Les récentes politiques migratoires traduisent une tendance inquiétante à instrumentaliser les migrants dans des jeux de pouvoir internationaux. Elles posent des défis majeurs en matière de respect des droits humains, de transparence diplomatique et de stabilité régionale. Si elles permettent à certains États de renforcer leur position géopolitique, elles soulèvent aussi des critiques sur la moralité et la légalité de telles pratiques.
À mesure que les États-Unis cherchent des solutions à leur crise migratoire, des pays aux régimes autoritaires ou fragiles deviennent des partenaires de circonstance. Si certains y voient une opportunité économique ou diplomatique, d’autres dénoncent une instrumentalisation des migrants et une atteinte aux droits fondamentaux. Dans ce jeu d’ombres, les expulsés deviennent les pions d’une géopolitique cynique, où l’humanité semble parfois reléguée au second plan.
– Plusieurs migrants expulsés ont été incarcérés dans des conditions dénoncées comme inhumaines, notamment au Salvador où 252 Vénézuéliens ont été emprisonnés, bien que seuls 20 aient un casier judiciaire.
– L’OIM (Organisation internationale pour les migrations) a précisé qu’elle ne soutient ni ne facilite ces expulsions, soulignant les tensions entre pratiques étatiques et normes internationales.
– Le cas de Kilmar Abrego Garcia, expulsé à tort vers le Salvador puis vers l’Ouganda, illustre les dérives d’un système où les procédures judiciaires sont parfois ignorées.
– Les pays ciblés par ces accords sont souvent des « démocraties faibles » ou des régimes autoritaires, comme l’Eswatini (monarchie absolue) ou le Rwanda (dirigé par Paul Kagame depuis 1994).

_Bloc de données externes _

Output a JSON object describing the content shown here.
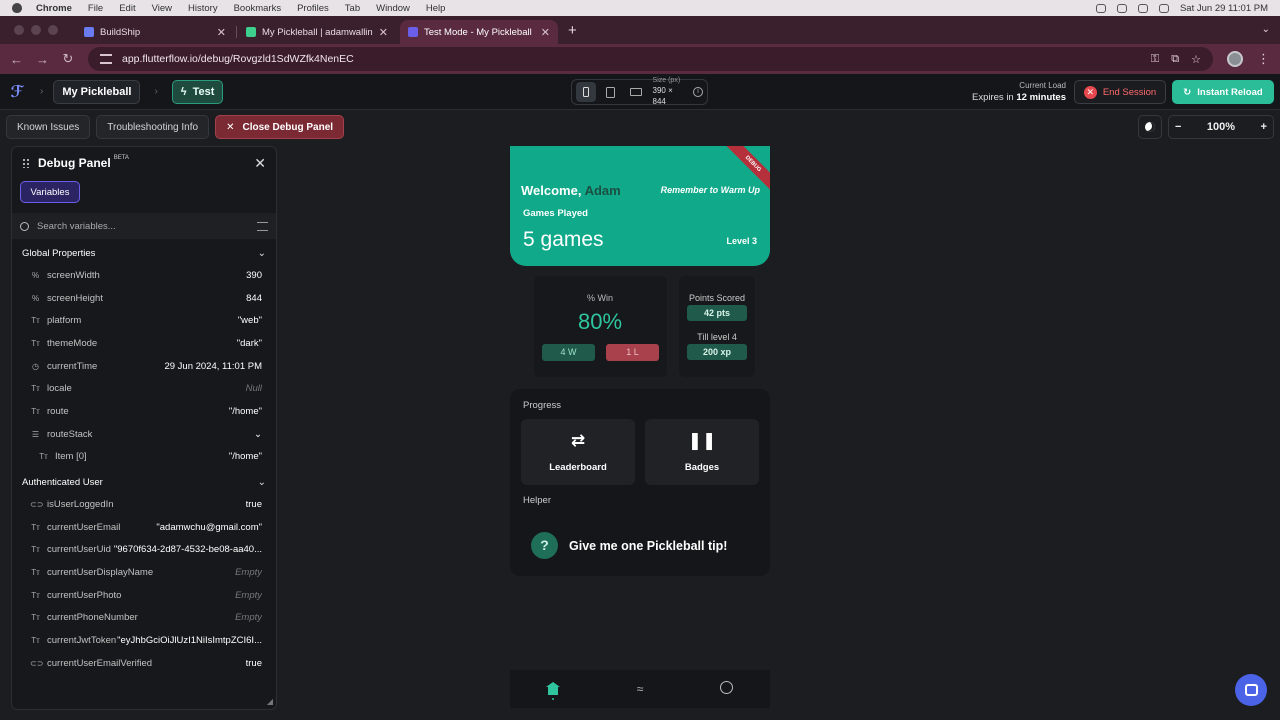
{
  "macbar": {
    "app": "Chrome",
    "menus": [
      "File",
      "Edit",
      "View",
      "History",
      "Bookmarks",
      "Profiles",
      "Tab",
      "Window",
      "Help"
    ],
    "clock": "Sat Jun 29  11:01 PM"
  },
  "browser": {
    "tabs": [
      {
        "title": "BuildShip",
        "color": "#6a7bf0",
        "active": false
      },
      {
        "title": "My Pickleball | adamwallinc@",
        "color": "#3ecf8e",
        "active": false
      },
      {
        "title": "Test Mode - My Pickleball",
        "color": "#6b5ee8",
        "active": true
      }
    ],
    "url": "app.flutterflow.io/debug/Rovgzld1SdWZfk4NenEC"
  },
  "ffheader": {
    "project": "My Pickleball",
    "mode": "Test",
    "size_label": "Size (px)",
    "size_value": "390 × 844",
    "load_label": "Current Load",
    "expires_prefix": "Expires in",
    "expires_value": "12 minutes",
    "end_session": "End Session",
    "instant_reload": "Instant Reload"
  },
  "toolbar": {
    "known_issues": "Known Issues",
    "troubleshooting": "Troubleshooting Info",
    "close_debug": "Close Debug Panel",
    "zoom": "100%"
  },
  "debug_panel": {
    "title": "Debug Panel",
    "beta": "BETA",
    "variables_tab": "Variables",
    "search_placeholder": "Search variables...",
    "global_title": "Global Properties",
    "global": [
      {
        "icon": "%",
        "name": "screenWidth",
        "value": "390",
        "muted": false
      },
      {
        "icon": "%",
        "name": "screenHeight",
        "value": "844",
        "muted": false
      },
      {
        "icon": "Tт",
        "name": "platform",
        "value": "\"web\"",
        "muted": false
      },
      {
        "icon": "Tт",
        "name": "themeMode",
        "value": "\"dark\"",
        "muted": false
      },
      {
        "icon": "◷",
        "name": "currentTime",
        "value": "29 Jun 2024, 11:01 PM",
        "muted": false
      },
      {
        "icon": "Tт",
        "name": "locale",
        "value": "Null",
        "muted": true
      },
      {
        "icon": "Tт",
        "name": "route",
        "value": "\"/home\"",
        "muted": false
      },
      {
        "icon": "☰",
        "name": "routeStack",
        "value": "",
        "muted": false
      }
    ],
    "route_item": {
      "icon": "Tт",
      "name": "Item [0]",
      "value": "\"/home\""
    },
    "auth_title": "Authenticated User",
    "auth": [
      {
        "icon": "⊂⊃",
        "name": "isUserLoggedIn",
        "value": "true",
        "muted": false
      },
      {
        "icon": "Tт",
        "name": "currentUserEmail",
        "value": "\"adamwchu@gmail.com\"",
        "muted": false
      },
      {
        "icon": "Tт",
        "name": "currentUserUid",
        "value": "\"9670f634-2d87-4532-be08-aa40...",
        "muted": false
      },
      {
        "icon": "Tт",
        "name": "currentUserDisplayName",
        "value": "Empty",
        "muted": true
      },
      {
        "icon": "Tт",
        "name": "currentUserPhoto",
        "value": "Empty",
        "muted": true
      },
      {
        "icon": "Tт",
        "name": "currentPhoneNumber",
        "value": "Empty",
        "muted": true
      },
      {
        "icon": "Tт",
        "name": "currentJwtToken",
        "value": "\"eyJhbGciOiJlUzI1NiIsImtpZCI6I...",
        "muted": false
      },
      {
        "icon": "⊂⊃",
        "name": "currentUserEmailVerified",
        "value": "true",
        "muted": false
      }
    ]
  },
  "app": {
    "debug_ribbon": "DEBUG",
    "welcome": "Welcome,",
    "user": "Adam",
    "warmup": "Remember to Warm Up",
    "games_label": "Games Played",
    "games_value": "5 games",
    "level": "Level 3",
    "win_label": "% Win",
    "win_value": "80%",
    "wins": "4 W",
    "losses": "1 L",
    "points_label": "Points Scored",
    "points_value": "42 pts",
    "till_label": "Till level 4",
    "till_value": "200 xp",
    "progress_title": "Progress",
    "leaderboard": "Leaderboard",
    "badges": "Badges",
    "helper_title": "Helper",
    "tip": "Give me one Pickleball tip!"
  }
}
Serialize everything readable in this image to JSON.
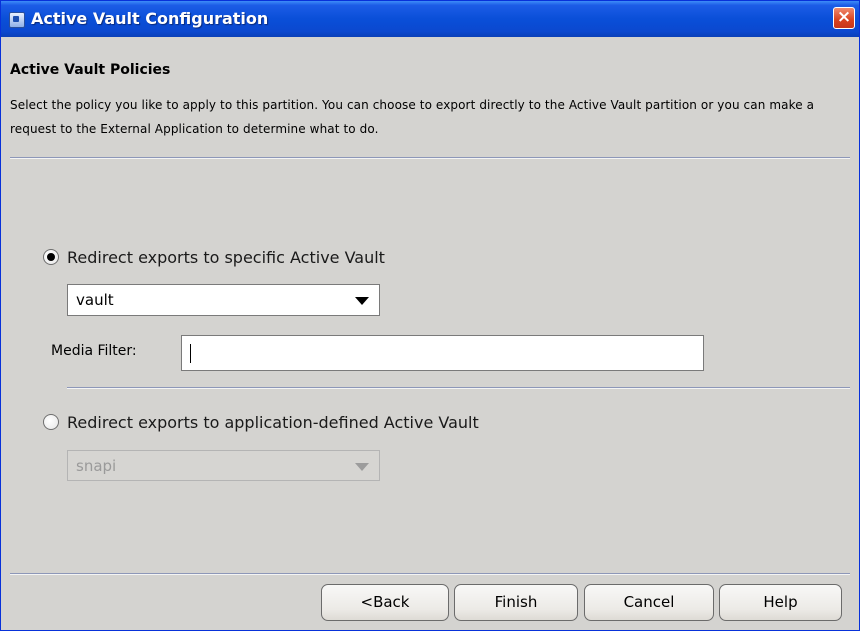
{
  "window": {
    "title": "Active Vault Configuration",
    "close_label": "×"
  },
  "header": {
    "title": "Active Vault Policies",
    "description": "Select the policy you like to apply to this partition. You can choose to export directly to the Active Vault partition or you can make a request to the External Application to determine what to do."
  },
  "options": {
    "specific": {
      "label": "Redirect exports to specific Active Vault",
      "selected": true,
      "vault_value": "vault"
    },
    "media_filter": {
      "label": "Media Filter:",
      "value": ""
    },
    "application": {
      "label": "Redirect exports to application-defined Active Vault",
      "selected": false,
      "vault_value": "snapi",
      "disabled": true
    }
  },
  "buttons": {
    "back": "<Back",
    "finish": "Finish",
    "cancel": "Cancel",
    "help": "Help"
  },
  "colors": {
    "titlebar": "#0a4fd8",
    "dialog_bg": "#d4d3d0",
    "close_button": "#d8421f"
  }
}
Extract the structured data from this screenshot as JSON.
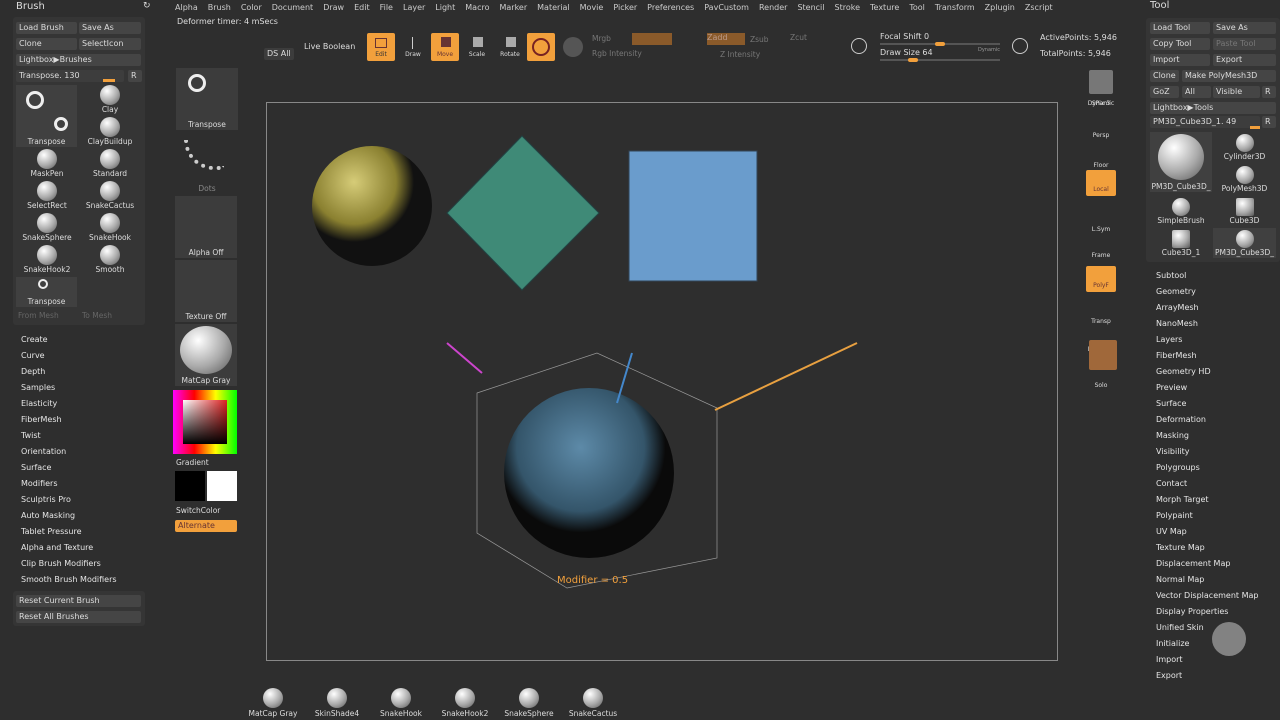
{
  "menu": [
    "Alpha",
    "Brush",
    "Color",
    "Document",
    "Draw",
    "Edit",
    "File",
    "Layer",
    "Light",
    "Macro",
    "Marker",
    "Material",
    "Movie",
    "Picker",
    "Preferences",
    "PavCustom",
    "Render",
    "Stencil",
    "Stroke",
    "Texture",
    "Tool",
    "Transform",
    "Zplugin",
    "Zscript"
  ],
  "status": "Deformer timer: 4 mSecs",
  "toolbar": {
    "ds_all": "DS All",
    "live_boolean": "Live Boolean",
    "edit": "Edit",
    "draw": "Draw",
    "move": "Move",
    "scale": "Scale",
    "rotate": "Rotate",
    "mrgb": "Mrgb",
    "rgb_intensity": "Rgb Intensity",
    "zadd": "Zadd",
    "zsub": "Zsub",
    "zcut": "Zcut",
    "z_intensity": "Z Intensity",
    "focal_shift": "Focal Shift 0",
    "draw_size": "Draw Size 64",
    "dynamic": "Dynamic",
    "active_points": "ActivePoints: 5,946",
    "total_points": "TotalPoints: 5,946"
  },
  "brush": {
    "title": "Brush",
    "buttons": [
      "Load Brush",
      "Save As",
      "Clone",
      "SelectIcon",
      "Lightbox▶Brushes"
    ],
    "slider": "Transpose. 130",
    "r": "R",
    "current": "Transpose",
    "items": [
      "Clay",
      "ClayBuildup",
      "MaskPen",
      "Standard",
      "SelectRect",
      "SnakeCactus",
      "SnakeSphere",
      "SnakeHook",
      "SnakeHook2",
      "Smooth"
    ],
    "bottom": "Transpose",
    "from_mesh": "From Mesh",
    "to_mesh": "To Mesh",
    "sections": [
      "Create",
      "Curve",
      "Depth",
      "Samples",
      "Elasticity",
      "FiberMesh",
      "Twist",
      "Orientation",
      "Surface",
      "Modifiers",
      "Sculptris Pro",
      "Auto Masking",
      "Tablet Pressure",
      "Alpha and Texture",
      "Clip Brush Modifiers",
      "Smooth Brush Modifiers"
    ],
    "reset_current": "Reset Current Brush",
    "reset_all": "Reset All Brushes"
  },
  "leftshelf": {
    "transpose": "Transpose",
    "dots": "Dots",
    "alpha": "Alpha Off",
    "texture": "Texture Off",
    "material": "MatCap Gray",
    "gradient": "Gradient",
    "switch": "SwitchColor",
    "alternate": "Alternate"
  },
  "viewport": {
    "modifier": "Modifier = 0.5"
  },
  "rightshelf": [
    "SPix 3",
    "Dynamic",
    "Persp",
    "Floor",
    "Local",
    "L.Sym",
    "Frame",
    "PolyF",
    "Transp",
    "Dynamic",
    "Solo"
  ],
  "tool": {
    "title": "Tool",
    "buttons": [
      "Load Tool",
      "Save As",
      "Copy Tool",
      "Paste Tool",
      "Import",
      "Export",
      "Clone",
      "Make PolyMesh3D",
      "GoZ",
      "All",
      "Visible",
      "R",
      "Lightbox▶Tools"
    ],
    "slider": "PM3D_Cube3D_1. 49",
    "r": "R",
    "items": [
      "PM3D_Cube3D_",
      "Cylinder3D",
      "PolyMesh3D",
      "SimpleBrush",
      "Cube3D",
      "Cube3D_1",
      "PM3D_Cube3D_"
    ],
    "sections": [
      "Subtool",
      "Geometry",
      "ArrayMesh",
      "NanoMesh",
      "Layers",
      "FiberMesh",
      "Geometry HD",
      "Preview",
      "Surface",
      "Deformation",
      "Masking",
      "Visibility",
      "Polygroups",
      "Contact",
      "Morph Target",
      "Polypaint",
      "UV Map",
      "Texture Map",
      "Displacement Map",
      "Normal Map",
      "Vector Displacement Map",
      "Display Properties",
      "Unified Skin",
      "Initialize",
      "Import",
      "Export"
    ]
  },
  "bottomshelf": [
    "MatCap Gray",
    "SkinShade4",
    "SnakeHook",
    "SnakeHook2",
    "SnakeSphere",
    "SnakeCactus"
  ],
  "colors": {
    "accent": "#f2a03c",
    "bg": "#2e2e2e",
    "panel": "#353535"
  }
}
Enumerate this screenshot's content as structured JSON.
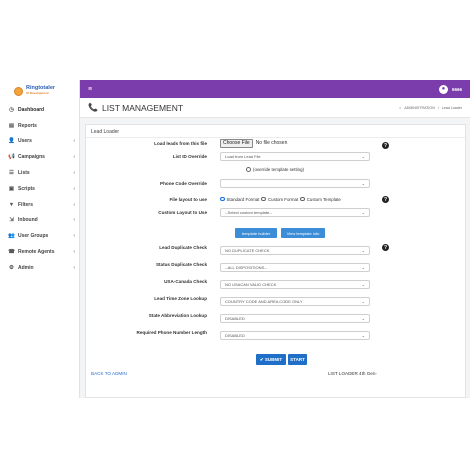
{
  "logo": {
    "name": "Ringtotaler",
    "tagline": "UI Development"
  },
  "sidebar": {
    "items": [
      {
        "label": "Dashboard",
        "icon": "speedometer-icon",
        "glyph": "◷",
        "has_chevron": false
      },
      {
        "label": "Reports",
        "icon": "report-icon",
        "glyph": "▤",
        "has_chevron": false
      },
      {
        "label": "Users",
        "icon": "user-icon",
        "glyph": "👤",
        "has_chevron": true
      },
      {
        "label": "Campaigns",
        "icon": "megaphone-icon",
        "glyph": "📢",
        "has_chevron": true
      },
      {
        "label": "Lists",
        "icon": "list-icon",
        "glyph": "☰",
        "has_chevron": true
      },
      {
        "label": "Scripts",
        "icon": "script-icon",
        "glyph": "▣",
        "has_chevron": true
      },
      {
        "label": "Filters",
        "icon": "filter-icon",
        "glyph": "▼",
        "has_chevron": true
      },
      {
        "label": "Inbound",
        "icon": "inbound-icon",
        "glyph": "⇲",
        "has_chevron": true
      },
      {
        "label": "User Groups",
        "icon": "group-icon",
        "glyph": "👥",
        "has_chevron": true
      },
      {
        "label": "Remote Agents",
        "icon": "agent-icon",
        "glyph": "☎",
        "has_chevron": true
      },
      {
        "label": "Admin",
        "icon": "gear-icon",
        "glyph": "⚙",
        "has_chevron": true
      }
    ],
    "chevron": "‹"
  },
  "topbar": {
    "menu_glyph": "≡",
    "username": "6666",
    "avatar_glyph": "●"
  },
  "page": {
    "title": "LIST MANAGEMENT",
    "breadcrumb": {
      "home": "ADMINISTRATION",
      "separator": "/",
      "current": "Lead Loader"
    }
  },
  "card": {
    "title": "Lead Loader"
  },
  "form": {
    "load_leads": {
      "label": "Load leads from this file",
      "button": "Choose File",
      "status": "No file chosen"
    },
    "list_id_override": {
      "label": "List ID Override",
      "value": "Load from Lead File"
    },
    "override_template": {
      "label": "(override template setting)"
    },
    "phone_code_override": {
      "label": "Phone Code Override",
      "value": ""
    },
    "file_layout": {
      "label": "File layout to use",
      "options": [
        "Standard Format",
        "Custom Format",
        "Custom Template"
      ],
      "selected": "Standard Format"
    },
    "custom_layout": {
      "label": "Custom Layout to Use",
      "value": "--Select custom template--"
    },
    "template_builder": "template builder",
    "view_template_info": "View template info",
    "lead_duplicate_check": {
      "label": "Lead Duplicate Check",
      "value": "NO DUPLICATE CHECK"
    },
    "status_duplicate_check": {
      "label": "Status Duplicate Check",
      "value": "--ALL DISPOSITIONS--"
    },
    "usa_canada_check": {
      "label": "USA-Canada Check",
      "value": "NO USACAN VALID CHECK"
    },
    "lead_time_zone_lookup": {
      "label": "Lead Time Zone Lookup",
      "value": "COUNTRY CODE AND AREA CODE ONLY"
    },
    "state_abbreviation_lookup": {
      "label": "State Abbreviation Lookup",
      "value": "DISABLED"
    },
    "required_phone_number_length": {
      "label": "Required Phone Number Length",
      "value": "DISABLED"
    },
    "submit": "SUBMIT",
    "start": "START",
    "help_glyph": "?",
    "caret_glyph": "⌄"
  },
  "footer": {
    "back_link": "BACK TO ADMIN",
    "version": "LIST LOADER 4th Gen-"
  },
  "colors": {
    "topbar": "#7a3dab",
    "primary_button": "#3c8dd8",
    "submit_button": "#1f6fc8"
  }
}
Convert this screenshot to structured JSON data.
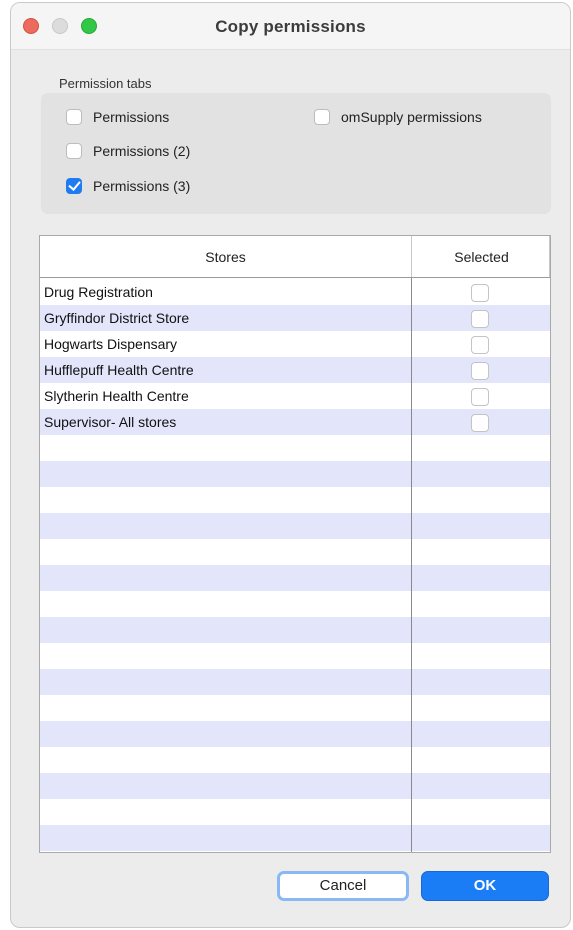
{
  "window": {
    "title": "Copy permissions"
  },
  "permission_tabs": {
    "label": "Permission tabs",
    "options": [
      {
        "label": "Permissions",
        "checked": false
      },
      {
        "label": "Permissions (2)",
        "checked": false
      },
      {
        "label": "Permissions (3)",
        "checked": true
      },
      {
        "label": "omSupply permissions",
        "checked": false
      }
    ]
  },
  "table": {
    "columns": [
      "Stores",
      "Selected"
    ],
    "rows": [
      {
        "store": "Drug Registration",
        "selected": false
      },
      {
        "store": "Gryffindor District Store",
        "selected": false
      },
      {
        "store": "Hogwarts Dispensary",
        "selected": false
      },
      {
        "store": "Hufflepuff Health Centre",
        "selected": false
      },
      {
        "store": "Slytherin Health Centre",
        "selected": false
      },
      {
        "store": "Supervisor- All stores",
        "selected": false
      }
    ]
  },
  "buttons": {
    "cancel": "Cancel",
    "ok": "OK"
  },
  "colors": {
    "accent": "#1a7df5",
    "row_stripe": "#e3e6fb"
  }
}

– En acceptant ces migrants, ces États renforcent leur position auprès des grandes puissances, parfois au détriment de leur propre population ou de la transparence démocratique.
– Cela peut contribuer à la consolidation de régimes peu respectueux des libertés fondamentales, en échange d’un soutien international.
Le Rwanda avait déjà signé un accord migratoire avec le Royaume-Uni, annulé en 2024, qui lui avait rapporté des fonds importants.
– L’accueil de migrants devient une source de revenus ou d’influence, ce qui soulève des questions éthiques : peut-on « vendre » l’accueil de personnes vulnérables comme une marchandise diplomatique ?
Malgré les annonces, le nombre de migrants effectivement transférés reste faible (7 au Rwanda, 8 au Soudan du Sud, 5 en Eswatini), ce qui montre les limites pratiques de ces politiques.
– Des recours judiciaires, comme celui de Kilmar Abrego Garcia, montrent que ces expulsions peuvent être contestées, et que les systèmes juridiques nationaux et internationaux restent des garde-fous.